Initially, progress was good, and we found a particular approach that got promising results roughly matching our previous paper’s results. We believed that, with a bit more tinkering, we could get the improvements over our previous paper that we were looking for. Well, a bit more tinkering eventually led to a lot more tinkering, and after a significant amount of time, we were in a seemingly bleak situation. All we had was an algorithm that performed about as well as our previous paper, but with perhaps a more “elegant” approach to goal design.

We knew this was a bad situation to be in. Papers that argue for an approach based on subjective measures (e.g., that the approach is more “elegant” or “principled”) are harder to defend compared to papers that solve a real and quantitatively measurable problem.

We were saved by a key realization: Our intuition told us that our newly devised approach should be more general than the prior one, only that our current results didn’t show this. So we thought, what if we applied the prior approach to a setting where it would surely be unable to generalize? In our case, this was easy. Instead of evaluating on state-based environments, we evaluated on image-based environments. Immediately, we got what we were looking for. The prior approach failed miserably in image-based settings, while our new approach outshined all competitors.

And with that, we had a paper. All it took was evaluating our method the “right” way. From this experience, I learned that, as researchers, we have flexibility over the precise problem we choose to solve. It is important to choose the right metric to highlight our method’s benefits and to avoid unnecessarily constraining ourselves to the choices (metrics, datasets, environments) that previous papers used for their own approaches.

Main Takeaways

  • When faced with numerous seemingly disconnected results, try the following exercise: Make an exhaustive list of related research questions, as specific and detailed as necessary. Which of these questions have your experiments answered and which remain open? Are there common themes or patterns? Is there a new and interesting story you can stitch together from this list?

  • Don’t overlook results or solutions that only hold in certain settings.

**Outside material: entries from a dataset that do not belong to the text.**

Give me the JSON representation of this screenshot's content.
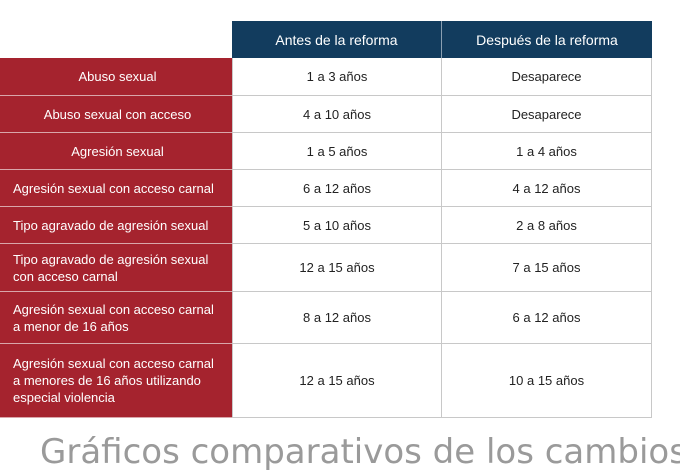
{
  "table": {
    "headers": [
      "Antes de la reforma",
      "Después de la reforma"
    ],
    "rows": [
      {
        "label": "Abuso sexual",
        "before": "1 a 3 años",
        "after": "Desaparece"
      },
      {
        "label": "Abuso sexual con acceso",
        "before": "4 a 10 años",
        "after": "Desaparece"
      },
      {
        "label": "Agresión sexual",
        "before": "1 a 5 años",
        "after": "1 a 4 años"
      },
      {
        "label": "Agresión sexual con acceso carnal",
        "before": "6 a 12 años",
        "after": "4 a 12 años"
      },
      {
        "label": "Tipo agravado de agresión sexual",
        "before": "5 a 10 años",
        "after": "2 a 8 años"
      },
      {
        "label": "Tipo agravado de agresión sexual con acceso carnal",
        "before": "12 a 15 años",
        "after": "7 a 15 años"
      },
      {
        "label": "Agresión sexual con acceso carnal a menor de 16 años",
        "before": "8 a 12 años",
        "after": "6 a 12 años"
      },
      {
        "label": "Agresión sexual con acceso carnal a menores de 16 años utilizando especial violencia",
        "before": "12 a 15 años",
        "after": "10 a 15 años"
      }
    ]
  },
  "footer": {
    "partial_heading": "Gráficos comparativos de los cambios"
  },
  "colors": {
    "header_bg": "#123c5e",
    "label_bg": "#a5232e"
  }
}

Even if an answer only applies to a specific setting, it is an answer nevertheless.

  • Avoid unnecessarily constraining yourself to the choices (metrics, datasets, environments) that previous papers used, as these are often (implicitly) biased to highlight the benefits of these previous approaches. Your method’s benefits may require a different evaluation.

  • As a researcher, you have flexibility over the precise problem you choose to solve. The research question you started with doesn’t have to be the research question you end with.

Thanks to Mengjiao Yang for reviewing an early draft of this post.